When the heat is on, try this cool salad. It’s a little spicy, a little sweet and just right for a light summer meal.
- 1 tsp sea salt
- 1/2 tsp ground cumin
- 1/4 tsp black pepper, freshly ground
- 12 oz uncooked scallop(s), sea variety
- 2 medium poblano chile, quartered, pressed flat
- 3 spray(s) cooking spray
- 1/2 tsp lime zest, grated
- 2 Tbsp fresh lime juice
- 2 Tbsp extra virgin olive oil
- 1 cup(s) pineapple, golden variety, diced
- 3 medium fresh tomato(es), diced
- 1/2 small uncooked jicama, peeled, diced
- 1/3 cup(s) cilantro, chopped
- 2 medium uncooked scallion(s), sliced
- 1/2 medium fresh lime(s), cut into 4 wedges
Preheat outdoor grill or stove-top grill pan to medium-high.

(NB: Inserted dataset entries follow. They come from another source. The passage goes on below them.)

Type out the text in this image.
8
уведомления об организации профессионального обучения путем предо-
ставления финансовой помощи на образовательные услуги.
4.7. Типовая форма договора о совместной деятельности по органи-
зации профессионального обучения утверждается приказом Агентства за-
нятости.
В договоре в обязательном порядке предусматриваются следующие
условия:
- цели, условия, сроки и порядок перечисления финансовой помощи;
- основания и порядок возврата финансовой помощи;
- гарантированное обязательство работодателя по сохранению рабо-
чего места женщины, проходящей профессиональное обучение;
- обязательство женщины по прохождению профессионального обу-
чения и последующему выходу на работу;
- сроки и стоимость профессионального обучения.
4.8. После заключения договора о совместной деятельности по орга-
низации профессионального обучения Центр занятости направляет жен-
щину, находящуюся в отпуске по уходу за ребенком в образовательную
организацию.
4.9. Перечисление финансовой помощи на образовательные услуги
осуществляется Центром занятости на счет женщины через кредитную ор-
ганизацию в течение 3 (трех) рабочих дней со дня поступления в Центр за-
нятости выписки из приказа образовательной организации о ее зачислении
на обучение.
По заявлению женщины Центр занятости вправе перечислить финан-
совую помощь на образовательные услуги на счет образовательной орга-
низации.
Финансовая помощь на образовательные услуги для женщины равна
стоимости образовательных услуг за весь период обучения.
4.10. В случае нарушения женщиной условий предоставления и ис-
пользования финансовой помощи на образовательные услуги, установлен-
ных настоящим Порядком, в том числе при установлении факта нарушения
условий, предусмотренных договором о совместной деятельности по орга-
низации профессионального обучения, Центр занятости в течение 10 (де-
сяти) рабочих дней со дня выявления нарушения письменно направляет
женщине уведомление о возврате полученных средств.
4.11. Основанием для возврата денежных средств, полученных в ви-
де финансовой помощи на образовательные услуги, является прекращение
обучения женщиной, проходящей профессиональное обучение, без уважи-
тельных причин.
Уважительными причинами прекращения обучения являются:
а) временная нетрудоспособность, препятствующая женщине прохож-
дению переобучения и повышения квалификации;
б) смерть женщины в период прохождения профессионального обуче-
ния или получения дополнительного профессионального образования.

Combine salt, cumin and pepper in a small cup.
Coat scallops and poblanos with cooking spray; sprinkle with 3/4 tsp salt mixture (if desired, skewer scallops for easy turning).
Grill scallops and poblanos, turning once until scallops are just cooked through and peppers are crisp-tender, about 6 minutes. Remove from grill; let cool slightly.
Meanwhile, combine remaining ingredients and remaining salt mixture in a large bowl; toss to mix and coat.
Dice grilled peppers; add to bowl. Quarter scallops; add to bowl. Toss ingredients; serve with fresh lime wedges.